MM. Khatami et Moubarak se sont parlé mercredi en marge du Sommet de l’information à Genève. Aucun dirigeant égyptien et iranien d’un tel rang ne s’étaient rencontrés depuis la rupture des relations entre Le Caire et Téhéran, puissances régionales, après la révolution islamique de 1979.
M. Moubarak a souligné que c’était son homologue qui avait « demandé à (le) voir » et a qualifié les relations entre leurs deux pays de « normales ». Il ne s’est pas exprimé sur l’éventuelle réouverture de leurs ambassades respectives. Le président égyptien avait exclu en janvier une normalisation en expliquant que l’Iran abritait « des terroristes égyptiens ».
Cependant, le paysage régional a changé, et plusieurs signes spectaculaires ont manifesté depuis lors une volonté de surmonter une défiance séculaire entre Persans et Arabes. Le président Khatami a été l’un des premiers, le 17 novembre, à reconnaître le Conseil de gouvernement transitoire placé à la tête d’un Irak auquel l’Iran a fait la guerre pendant huit ans.
C’est le soutien apporté à l’Irak par le roi Hussein pendant ce conflit (1980-1988) qui avait rompu les relations entre Téhéran et Amman. Début septembre, Abdallah II a été le premier monarque jordanien à effectuer une visite en Iran depuis près d’un quart de siècle. Les liens avec l’Algérie ont quant à eux été formellement rétablis en 2000, mais aucun président algérien n’était venu en Iran depuis plus de 20 ans avant Abdelaziz Bouteflika en octobre.
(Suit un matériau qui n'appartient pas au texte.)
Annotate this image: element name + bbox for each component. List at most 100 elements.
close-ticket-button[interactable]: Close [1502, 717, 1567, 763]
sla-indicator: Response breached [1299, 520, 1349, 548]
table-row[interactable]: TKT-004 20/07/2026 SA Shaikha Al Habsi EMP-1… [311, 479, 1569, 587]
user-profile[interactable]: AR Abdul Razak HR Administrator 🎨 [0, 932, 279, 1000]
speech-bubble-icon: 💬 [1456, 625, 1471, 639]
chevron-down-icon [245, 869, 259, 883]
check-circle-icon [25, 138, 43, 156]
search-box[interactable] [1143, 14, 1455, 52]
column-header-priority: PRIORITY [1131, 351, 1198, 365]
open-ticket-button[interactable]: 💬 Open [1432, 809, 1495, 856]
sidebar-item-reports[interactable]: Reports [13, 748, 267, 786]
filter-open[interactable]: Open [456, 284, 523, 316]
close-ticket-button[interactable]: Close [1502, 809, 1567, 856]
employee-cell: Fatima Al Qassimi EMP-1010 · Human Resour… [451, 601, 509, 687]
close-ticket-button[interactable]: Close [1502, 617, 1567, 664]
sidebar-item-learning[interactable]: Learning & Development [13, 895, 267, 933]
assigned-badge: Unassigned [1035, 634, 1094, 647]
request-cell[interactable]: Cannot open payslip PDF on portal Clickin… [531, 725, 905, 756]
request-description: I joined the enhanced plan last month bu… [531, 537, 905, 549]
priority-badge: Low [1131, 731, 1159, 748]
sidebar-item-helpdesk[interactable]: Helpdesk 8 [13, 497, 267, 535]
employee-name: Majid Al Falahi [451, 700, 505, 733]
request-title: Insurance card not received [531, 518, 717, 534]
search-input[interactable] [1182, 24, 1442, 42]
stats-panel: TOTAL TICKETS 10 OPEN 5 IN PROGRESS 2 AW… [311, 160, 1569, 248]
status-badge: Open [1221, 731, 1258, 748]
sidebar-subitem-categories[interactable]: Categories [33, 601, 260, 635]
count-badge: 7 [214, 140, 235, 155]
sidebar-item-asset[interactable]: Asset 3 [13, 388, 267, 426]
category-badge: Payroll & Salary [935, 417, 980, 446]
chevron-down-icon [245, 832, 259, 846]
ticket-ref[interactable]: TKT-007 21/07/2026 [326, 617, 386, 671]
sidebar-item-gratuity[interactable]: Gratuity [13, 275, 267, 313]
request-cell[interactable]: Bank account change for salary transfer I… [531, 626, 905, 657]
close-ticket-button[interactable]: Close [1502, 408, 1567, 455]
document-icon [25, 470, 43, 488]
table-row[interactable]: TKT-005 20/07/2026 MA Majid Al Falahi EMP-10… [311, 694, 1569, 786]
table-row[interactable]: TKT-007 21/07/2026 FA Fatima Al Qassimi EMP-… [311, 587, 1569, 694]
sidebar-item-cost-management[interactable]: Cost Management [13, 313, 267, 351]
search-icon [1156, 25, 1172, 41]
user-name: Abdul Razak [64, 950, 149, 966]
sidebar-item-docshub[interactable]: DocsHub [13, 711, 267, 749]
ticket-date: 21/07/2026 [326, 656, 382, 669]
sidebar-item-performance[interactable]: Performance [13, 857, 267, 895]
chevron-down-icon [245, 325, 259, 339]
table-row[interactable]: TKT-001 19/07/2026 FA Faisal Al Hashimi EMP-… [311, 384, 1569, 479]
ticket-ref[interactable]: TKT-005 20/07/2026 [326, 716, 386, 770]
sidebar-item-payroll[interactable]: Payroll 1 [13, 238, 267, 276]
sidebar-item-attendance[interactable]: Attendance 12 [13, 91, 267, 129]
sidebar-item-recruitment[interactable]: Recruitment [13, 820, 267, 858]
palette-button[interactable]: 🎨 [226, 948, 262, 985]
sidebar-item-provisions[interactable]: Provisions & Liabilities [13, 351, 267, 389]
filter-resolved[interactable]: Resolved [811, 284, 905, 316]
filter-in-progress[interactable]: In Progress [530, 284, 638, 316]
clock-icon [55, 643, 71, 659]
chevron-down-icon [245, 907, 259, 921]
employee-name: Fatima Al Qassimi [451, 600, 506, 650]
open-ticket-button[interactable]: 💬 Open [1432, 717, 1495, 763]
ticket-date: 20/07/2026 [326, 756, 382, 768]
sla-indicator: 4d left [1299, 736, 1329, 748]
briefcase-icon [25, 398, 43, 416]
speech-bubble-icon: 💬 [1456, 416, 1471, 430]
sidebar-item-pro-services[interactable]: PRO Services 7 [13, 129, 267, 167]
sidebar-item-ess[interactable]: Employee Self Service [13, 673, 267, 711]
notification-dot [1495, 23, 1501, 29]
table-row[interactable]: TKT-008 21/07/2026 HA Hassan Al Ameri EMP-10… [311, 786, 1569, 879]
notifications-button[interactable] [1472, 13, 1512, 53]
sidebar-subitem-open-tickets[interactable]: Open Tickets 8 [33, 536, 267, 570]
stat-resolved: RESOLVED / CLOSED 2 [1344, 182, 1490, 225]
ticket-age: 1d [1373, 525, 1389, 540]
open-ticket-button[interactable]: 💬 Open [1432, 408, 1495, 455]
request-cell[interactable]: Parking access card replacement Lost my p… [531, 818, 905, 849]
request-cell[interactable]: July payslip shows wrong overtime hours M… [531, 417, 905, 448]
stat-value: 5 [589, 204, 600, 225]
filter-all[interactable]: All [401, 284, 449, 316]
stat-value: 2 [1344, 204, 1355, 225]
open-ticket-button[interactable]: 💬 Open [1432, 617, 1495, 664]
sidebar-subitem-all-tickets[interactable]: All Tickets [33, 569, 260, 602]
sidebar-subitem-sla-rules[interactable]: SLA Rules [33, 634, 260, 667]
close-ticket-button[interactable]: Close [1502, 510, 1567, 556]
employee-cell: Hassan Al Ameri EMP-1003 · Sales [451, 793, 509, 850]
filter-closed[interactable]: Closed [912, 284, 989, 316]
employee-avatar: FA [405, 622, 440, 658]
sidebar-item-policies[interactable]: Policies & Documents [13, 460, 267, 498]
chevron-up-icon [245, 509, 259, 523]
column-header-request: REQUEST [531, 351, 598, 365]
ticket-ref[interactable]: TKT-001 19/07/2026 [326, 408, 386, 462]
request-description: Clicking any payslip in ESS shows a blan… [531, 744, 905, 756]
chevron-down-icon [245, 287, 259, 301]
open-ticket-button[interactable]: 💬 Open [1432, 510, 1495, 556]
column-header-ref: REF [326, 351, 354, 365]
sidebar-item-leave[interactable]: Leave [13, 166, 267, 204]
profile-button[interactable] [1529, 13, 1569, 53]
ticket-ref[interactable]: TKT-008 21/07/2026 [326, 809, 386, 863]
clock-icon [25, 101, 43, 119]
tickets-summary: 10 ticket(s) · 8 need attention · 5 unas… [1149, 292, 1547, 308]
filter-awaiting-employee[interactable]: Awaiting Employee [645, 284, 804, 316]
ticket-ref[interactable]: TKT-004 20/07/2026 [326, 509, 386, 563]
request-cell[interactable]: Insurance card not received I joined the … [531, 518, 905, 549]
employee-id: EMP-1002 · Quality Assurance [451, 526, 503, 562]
Alger et Téhéran avaient cessé de se parler en 1993. Alger accusait alors Téhéran de soutenir le Front islamique du salut. Les soupçons d’une aide iranienne aux organisations radicales, les craintes d’une propagation de la révolution islamique, conjuguées à l’antagonisme entre sunnites, majoritaires dans le monde musulman, et chiites, majoritaires en Iran, ont longtemps dressé nombre d’Arabes contre les Iraniens. Ils ont rassemblé les premiers derrière Saddam Hussein durant la guerre Iran-Irak.
Élu à la présidence en 1997, M. Khatami a poursuivi la politique d’ouverture de son prédécesseur Akbar Hachémi Rafsandjani. Aujourd’hui, l’Iran demande le statut d’observateur à la Ligue arabe, qui est basée au Caire et où l’Égypte passe pour prééminente, et le secrétaire général de l’organisation, Amr Moussa, a accueilli « favorablement » cette requête.